Denny Hamlin figured if he was going to make a run at Jimmie Johnson's points lead, there was no better place to start than Martinsville Speedway. Hamlin passed Kevin Harvick for the lead with 29 laps to go Sunday and earned his third consecutive NASCAR Sprint Cup win at the smallest circuit in the series.
MARTINSVILLE, Va. - Denny Hamlin figured if he was going to make a run at Jimmie Johnson's points lead, there was no better place to start than Martinsville Speedway.
Hamlin passed Kevin Harvick for the lead with 29 laps to go Sunday and earned his third consecutive NASCAR Sprint Cup win at the smallest circuit in the series.
"I don't think I've ever closed that well, ever," Hamlin said after his 15th career victory, his series-best seventh this year, and his fourth at Martinsville.
The victory came after a miserable start. Determined to outqualify Johnson and get the sometimes critical first pit stall, Hamlin won the pole for just the second time this season. Johnson qualified 19th and Harvick 36th.
But once the race began, Hamlin went backward. By the first caution and restart about 50 laps in, he was behind both of them. Johnson was eighth, Harvick ninth, and Hamlin 12th.
"I was very worried," he said. "Everyone saw how far back we were dropping, and I thought it was the end of our day. We kept fighting, kept digging, kept making up spots."
Hamlin became the first driver since Johnson in 2007 to sweep both races at Martinsville, and he and Harvick closed the gap on Johnson in the points race with four events to go. Hamlin cut his 41-point deficit to six, the smallest with four races left since the Chase began in 2004.
"Who said this was over?" Hamlin asked after the race. "I told you it wasn't over."
Harvick finished third after Mark Martin passed him late, but Harvick had his best showing in 19 career starts at the 0.526-mile oval; he'd never been better than seventh.
"We kept the 48 behind us and the 11 in sight in what everybody said was a two-horse race, and we were right there in the middle of it," Harvick said.

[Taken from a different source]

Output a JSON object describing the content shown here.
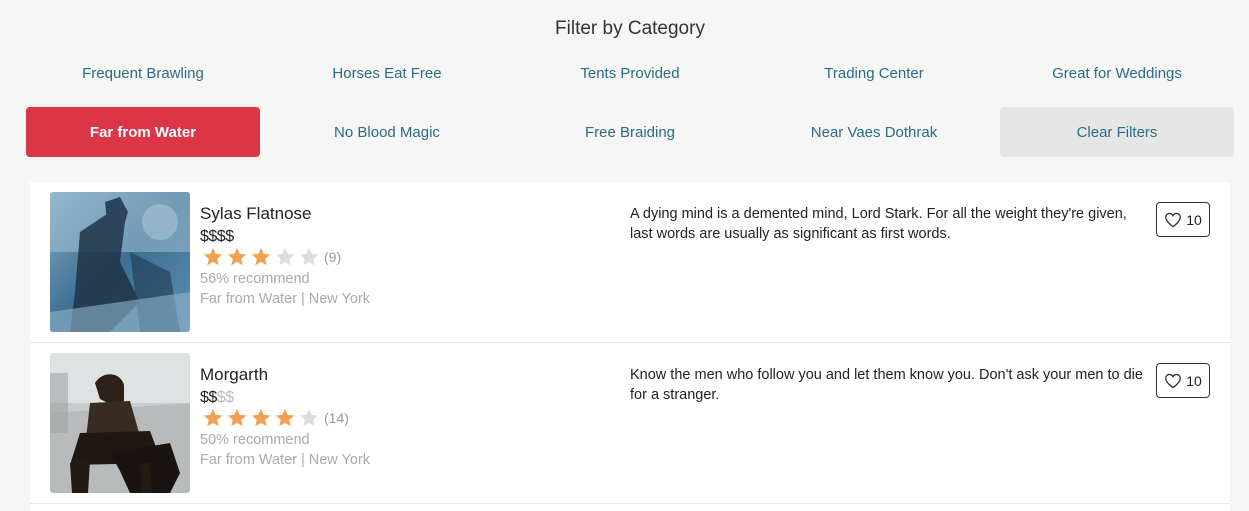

He gained 15 points in the standings and now trails Johnson by just 62 heading to Talladega, where he won in the spring.
"It's a lot of fun right now,"
Johnson, the four-time defending series champion, rallied to finish fifth.
"For a while, I thought the 29, the 11, and us were just going to ride together all day long," Johnson said of Hamlin and Harvick, "but then the 11 got going there at the end."
Harvick led during most of a long green-flag run until Hamlin got to his rear bumper, then went to his inside. The two raced side-by-side for about five laps before Harvick checked up coming out of Turn 2, finally falling in line behind Hamlin on lap 472.
The race had 15 cautions for 90 laps, but the final 98 were run under a green flag.
"That's exactly what we needed at the end," Hamlin's crew chief, Mike Ford, said.
The race seemed likely to be a battle between Johnson and Hamlin, who had combined to win the last eight races at Martinsville and began the day 1-2 in the point standings.
Instead of domination, 12 different drivers led, and there were 24 lead changes.
Jeff Burton led the most laps with 134, but he faded at the finish and came in ninth.
Jeff Gordon had a rough day, seriously damaging his chance for a fifth championship. He entered fourth in points, 156 behind Hendrick Motorsports teammate Johnson, but he was spun into the frontstretch wall by Kurt Busch after running in contention all race long. Gordon wound up 20th and fell to fifth in the standings, 203 points behind Johnson. Kyle Busch finished fourth and moved up to fourth, 172 back.